Virinchi is undervalued because of perception of the mgmt being crooks. Occupancy has improving rapidly and promoters have issued themselves warrants. It is very cheap and has big growth via the hospital. I have given them a small weightage of 5% due to the risk factor alone.

Edelweiss has been given low weightage because of valuations. They are a play on amc for me. Valuations will sustain on this counter because of new insurance vertical and strong mgmt. Edelweiss may trade between 30-35 times earnings for the next 7-10 years.

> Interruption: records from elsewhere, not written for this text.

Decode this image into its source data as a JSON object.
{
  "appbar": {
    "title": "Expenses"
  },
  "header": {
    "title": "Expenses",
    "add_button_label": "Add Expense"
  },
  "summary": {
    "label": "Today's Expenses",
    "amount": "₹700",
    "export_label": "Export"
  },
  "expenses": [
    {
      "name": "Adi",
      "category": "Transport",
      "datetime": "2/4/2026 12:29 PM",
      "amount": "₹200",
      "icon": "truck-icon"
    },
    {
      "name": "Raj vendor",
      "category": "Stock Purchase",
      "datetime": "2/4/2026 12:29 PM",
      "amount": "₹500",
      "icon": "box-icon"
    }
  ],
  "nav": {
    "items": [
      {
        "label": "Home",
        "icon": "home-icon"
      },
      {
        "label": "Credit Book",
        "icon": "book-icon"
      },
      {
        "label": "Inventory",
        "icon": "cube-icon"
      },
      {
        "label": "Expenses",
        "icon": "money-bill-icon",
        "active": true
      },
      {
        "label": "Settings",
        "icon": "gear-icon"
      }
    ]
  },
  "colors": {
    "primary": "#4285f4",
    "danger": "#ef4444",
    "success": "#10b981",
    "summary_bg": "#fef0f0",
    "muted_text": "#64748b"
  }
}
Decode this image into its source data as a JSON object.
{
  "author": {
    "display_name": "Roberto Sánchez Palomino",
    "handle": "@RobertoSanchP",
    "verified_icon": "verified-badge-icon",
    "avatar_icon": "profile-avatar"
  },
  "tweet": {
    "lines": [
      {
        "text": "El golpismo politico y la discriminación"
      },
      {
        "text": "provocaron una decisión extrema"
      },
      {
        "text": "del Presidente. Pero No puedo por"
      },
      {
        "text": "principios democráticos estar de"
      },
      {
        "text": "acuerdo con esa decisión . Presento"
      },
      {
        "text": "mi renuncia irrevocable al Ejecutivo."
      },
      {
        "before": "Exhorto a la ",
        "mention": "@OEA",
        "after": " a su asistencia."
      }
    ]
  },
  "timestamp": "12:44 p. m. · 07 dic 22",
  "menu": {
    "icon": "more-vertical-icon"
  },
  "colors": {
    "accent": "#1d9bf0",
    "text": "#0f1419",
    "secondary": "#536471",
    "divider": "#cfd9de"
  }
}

Every investment has risk built in. We wont see more than a 20% hit on the portfolio should every single scrip fail which is a low probability. You must understand that Capacite and JKIL can grow earnings at 40% plus for next 3 years. We have bought growth at a reasonable price. The Katyals arent wiping off debt with their IPO money, they are focussing on growth and that in itself says that these guys are serious about scaling up the business. They are flush with cash at the moment, a flawless execution record and strong mgmt. JKIL is a pure infra play and I think they will grow quickly. KCP will be a wonderful story in this portfolio.

(Susindar) #8

Edelweiss is a cyclical business. There is a good chance to get this stock much cheaper in a bear market

(1.5cr) #9

There are only a handful of companies on the planet that you can hold for life. Infra is also a cyclical industry. If you are going to buy cyclical companies during their respective downcycles, then what sense does that make? Essentiallly you are saying buy unitech at cmp and not during the 03 bull run(not the best example but you understand the point). I see edelweiss playing a big theme in the future via their amc. I see that as a strong theme in India going forward. “Financialisation of savings” as they say. Edelweiss have a strong mgmt as well and that should reflect in valuation.
Coming to a bear market. Markets could even double from current levels before crashing. Or they could even correct 20-30% tomorrow. We never know. What we do know is that we are here to minimise risk while making a strong return. I dont see any company that will grow at 25%+ trading at a 50% discount at 10-15 times earnings. If you find such an opportunity today then you can bet your whole portfolio on it. Sit on some cash but also remember to make hay while the sun shines. If story doesnt sustain or there are better opportunities or you see a bear phase kicking in, just take a 20-25% hit on the position and buy into attractively valued companies at that point. Index went up 4x in 7 years during our 08 run. RE we all know the story. While consumer and pharma went up only 3x. The bear phase that followed saw consumer and pharma go up multifold. Cera going up 70x. So its better to invest in companies that have strong growth potential. Markets chase growth, every investment banker chases only growth.
There is so much liquidity in the market today. The govt. will have to come out with reforms to make asset classes attractive.